The Rue Morgue press has re-issued two of John Dickson Carr's classics, The Judas Window, and The Crooked Hinge.
The Judas Window, undoubtedly the finest book written by Carr under his Carter Dickson pseudonym, has it all. It's a fast-paced, fair-play detective novel with trial scenes running throughout most of the book, and two thundering climaxes in court at the end. It's also a locked-room mystery, with one of the best practical solutions to murder in a locked room ever devised.
The book features Sir Henry Merrivale, known as H.M., grumpy, paranoid, ruthless, and devious, defending young James Answell who is accused of murdering the father of his fiancee. The evidence is all against Answell, who went to Justice Bodkin's house to ask for the hand of his daughter. While in Bodkin's study, Answell is drugged into unconsciousness, and when he awakens he finds that Bodkin has been stabbed to death, and the room has been bolted--from the inside.
It's a murder that no one else could have committed, and other evidence is also stacked against Answell, but H.M. believes in his innocence and agrees to defend him despite not having been in court in years. What results is a virtuoso performance by H.M. and by Carr. In other books, Carr used Merrivale for comic relief, sometimes successfully and sometimes not, but here the humor is effective and comes directly from character.
This edition omits the floor plan which is commonly included, and which is useful in understanding a key plot point--although it's not needed to understand the locked room itself. It also has a cast of characters up front, and an introduction by Rue Morgue which is identical to the one in the new edition of The Crooked Hinge. The cast of characters contains a minor error (Reginald Answell is James' cousin not his brother), but these details won't affect your pleasure in what is one of the five best detective novels ever written. The Crooked Hinge, written under the Carr byline and featuring his other major series character, Dr. Gideon Fell, has created two distinct camps of readers.

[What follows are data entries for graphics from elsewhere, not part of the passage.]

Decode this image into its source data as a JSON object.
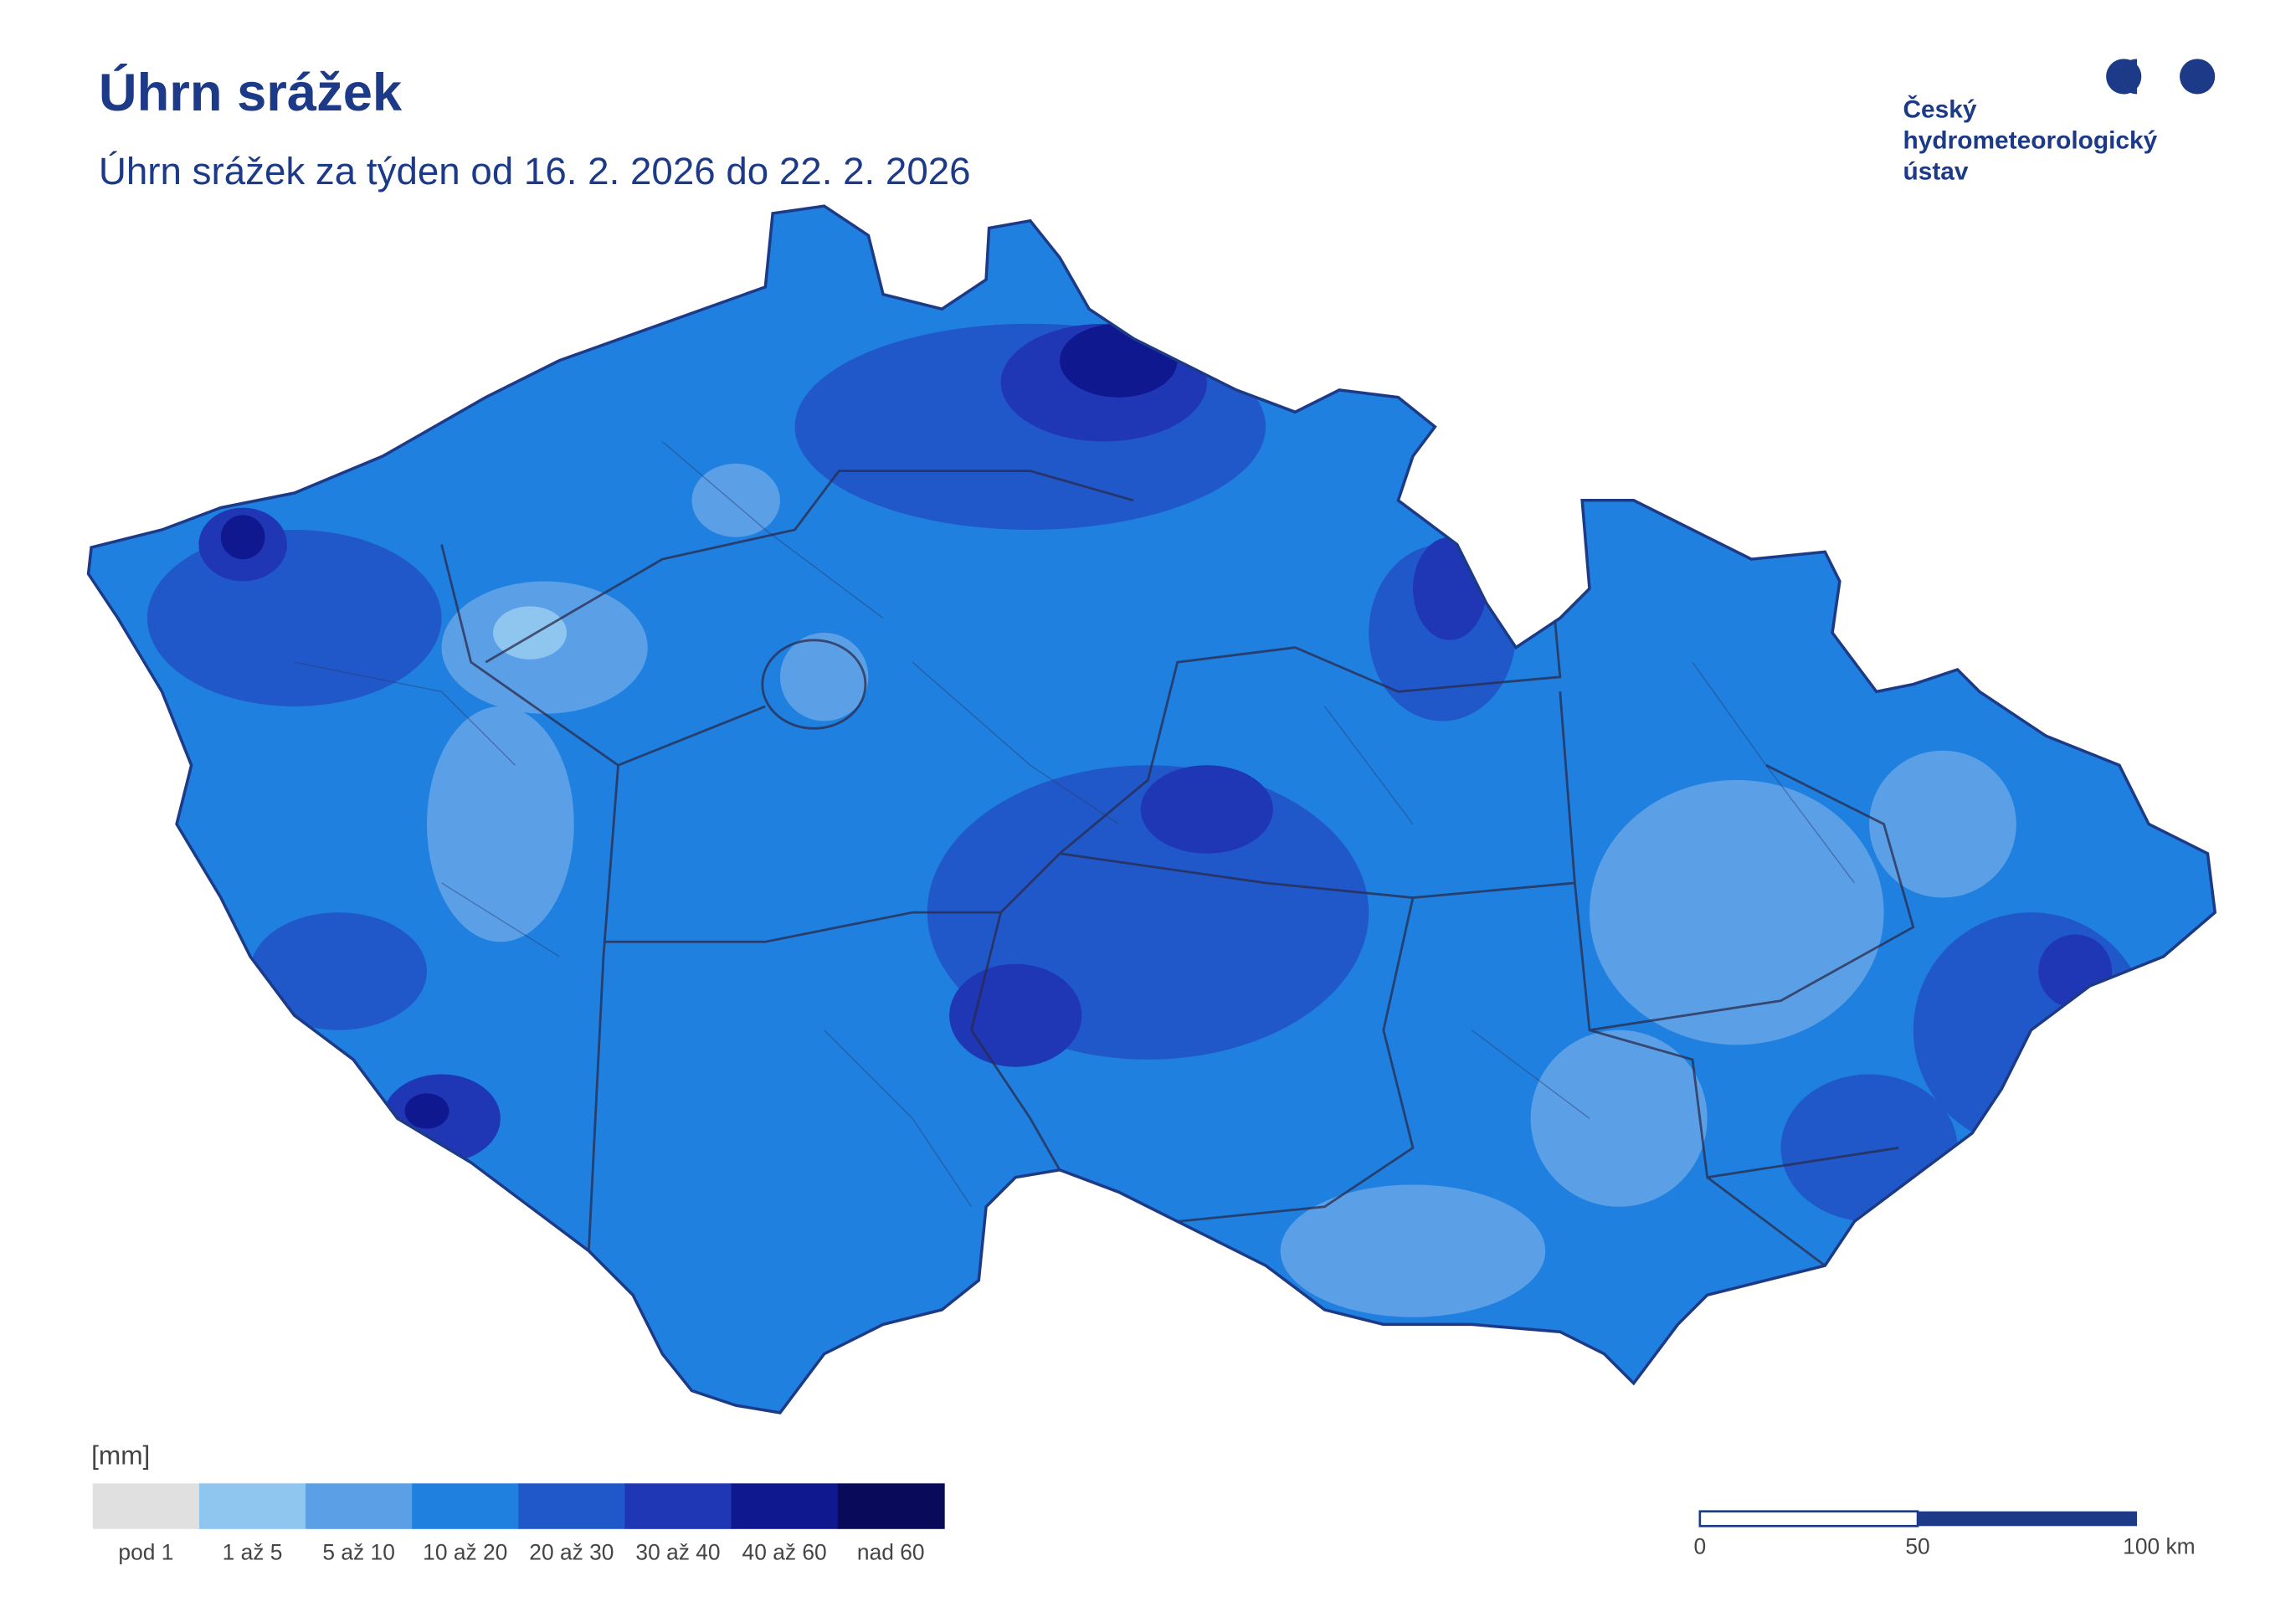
{
  "header": {
    "title": "Úhrn srážek",
    "subtitle": "Úhrn srážek za týden od 16. 2. 2026 do 22. 2. 2026"
  },
  "logo": {
    "lines": [
      "Český",
      "hydrometeorologický",
      "ústav"
    ]
  },
  "legend": {
    "unit": "[mm]",
    "items": [
      {
        "label": "pod 1",
        "color": "#e0e0e0"
      },
      {
        "label": "1 až 5",
        "color": "#8fc6ef"
      },
      {
        "label": "5 až 10",
        "color": "#5b9fe6"
      },
      {
        "label": "10 až 20",
        "color": "#1f80e0"
      },
      {
        "label": "20 až 30",
        "color": "#2158c9"
      },
      {
        "label": "30 až 40",
        "color": "#1f36b5"
      },
      {
        "label": "40 až 60",
        "color": "#10188f"
      },
      {
        "label": "nad 60",
        "color": "#0a0a5a"
      }
    ]
  },
  "scalebar": {
    "labels": [
      "0",
      "50",
      "100 km"
    ]
  }
}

The first camp praises the book's wonderful writing, atmosphere, and plot construction, all of which show Carr at the height of his powers. At stately Farnleigh Close in Kent, Sir John Farnleigh, squire and baronet, has lived an honorable and respectable life after surviving the sinking of the Titanic years ago. But a man arrives claiming that he is the real John Farnleigh, and has been usurped.
Carr's narrative skills have never been better, and he manipulates the reader into believing first one man's story, then the other's, then back again. When one of the key players is killed under impossible conditions, the stakes are raised and the quest to find the truth escalates until the final denouement and solution.

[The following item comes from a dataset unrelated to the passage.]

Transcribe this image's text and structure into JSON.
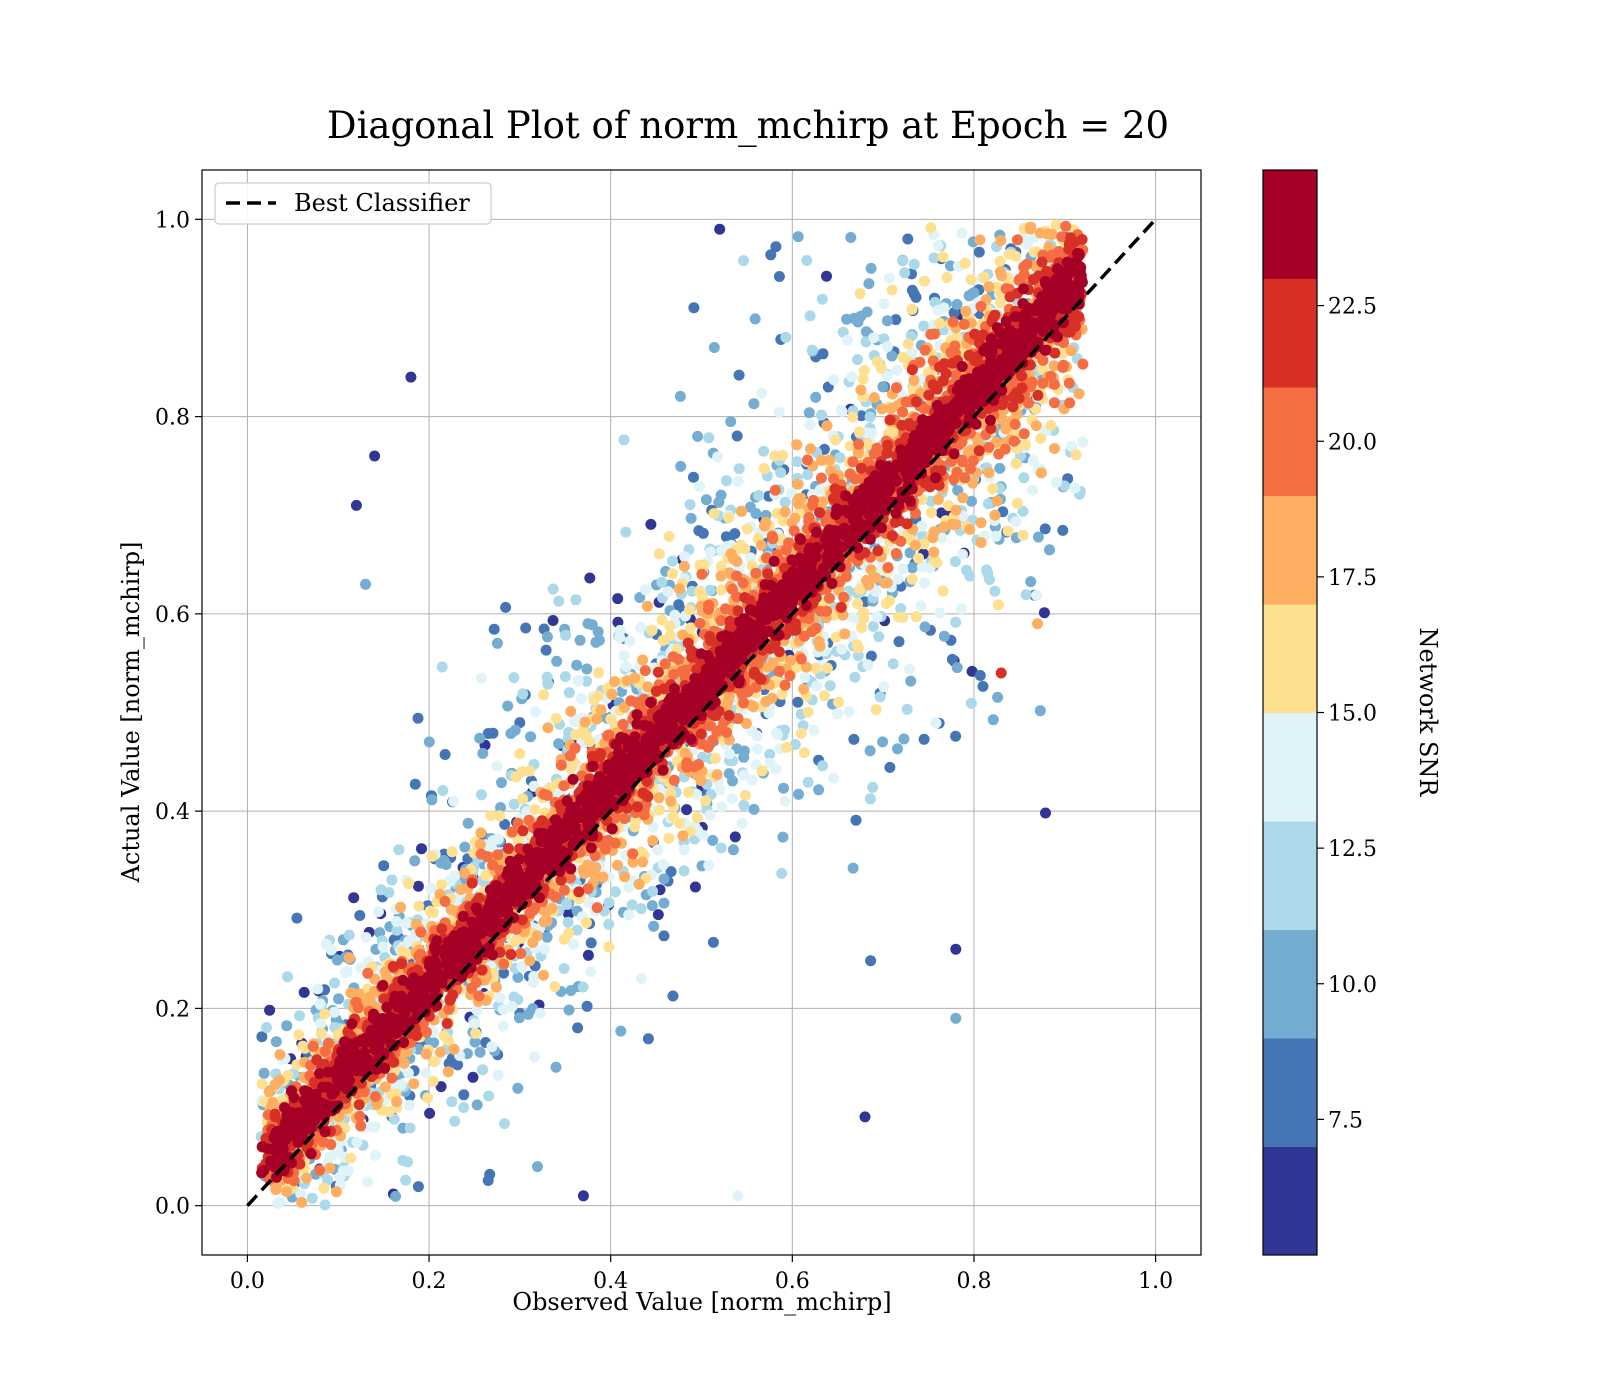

The second camp of readers agree with most of the above, but also point out that the impossible problem is not as clearly explained as in most of Carr's work, leaving the reader a bit unsure as to the actual issue, and the solution to the impossible murder is, in fact, impossible. This reviewer and Carr fanatic is in the second camp. You may love the first 180 pages, but the 181st may make you throw it across the room.